Sanifer no colo do pai: rejeição da mãe agravou problema

Dias contados com semente de girassol

Carolina Burg Winter


Sanifer Morais Aguiar é assim tão importante quanto Beatriz para o pai e os irmãos. A mãe a abandonou com seis meses de vida, deixando-a junto de dois irmãos, hoje com 12 e 9 anos de idade. Os cuidados serão permanentes, até que Sanifer feche os olhos castanhos e o pequeno sorriso para sempre. A criança de 8 anos é especial, recebe cuidados do pai todos os minutos contáveis no relógio. De 12 em 12 horas, às 6 em ponto, ela toma uma dose de Gardenal. Sanifer sofre de hidrocefalia congênita, presente desde o nascimento. O caso dela não surgiu por hereditariedade, como pode ocorrer para outros. A “água na cabeça”, como fala Reinaldo Alves Aguiar, 35 anos, pai de Sanifer, é o acúmulo anormal e excessivo de líquido dentro do cérebro. O normal é ter esse líquido fluido para fora do cérebro até a medula espinhal, e quando isso não acontece, por alguma obstrução, ele se acumula nos ventrículos do cérebro, causando inchaço. Com o tempo, bebês e crianças passam a ter a cabeça alargada e não vivem por muitos anos.

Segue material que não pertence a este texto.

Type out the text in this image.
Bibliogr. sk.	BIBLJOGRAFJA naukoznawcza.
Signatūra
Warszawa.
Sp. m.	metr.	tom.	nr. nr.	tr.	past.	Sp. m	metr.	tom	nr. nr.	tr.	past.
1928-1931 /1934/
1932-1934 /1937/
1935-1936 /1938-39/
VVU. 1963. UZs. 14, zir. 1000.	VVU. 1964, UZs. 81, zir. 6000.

Divorciado e sem apoio para cuidar dos filhos, Reinaldo parou de trabalhar como ajudante de pedreiro e hoje tem sua rotina programada pelas necessidades de Sanifer. Todas as manhãs ele a acompanha até a escola da Apae. O ônibus está pontualmente em frente à casa da família Aguiar, no bairro Morro do Meio, distante mais de dez quilômetros da escola. Lá, Reinaldo ajuda as fisioterapeutas, alimenta a filha e acaba sendo voluntário para outras crianças também. O maior desafio ao chegar à escola foi socializar a filha: e toda vez que ela chorava, ele chorava junto. Com o tempo ela foi aceitando conviver com pessoas diferentes, aprendeu a sorrir e a expressar seus sentimentos. Graças a essa convivência e com a ajuda da escola, Reinaldo também aprendeu a interpretar a filha.

– Desde os seis meses até começar a freqüentar a escola, há dois anos, minha filha teve assistência pela metade, porque eu não sabia entendê-la totalmente. Era doloroso.

Na pequena casa de madeira, cinco cômodos abrigam os filhos de Reinaldo e o pai. Lá, homens com força de vontade vão manter a menina saudável e viva pelo maior tempo que puderem. Nas quintas-feiras à tarde ela faz equoterapia e o irmão menor também acompanha os exercícios. Tudo é gratuito, depois de muito esforço para vencer a burocracia e confirmar a necessidade da filha.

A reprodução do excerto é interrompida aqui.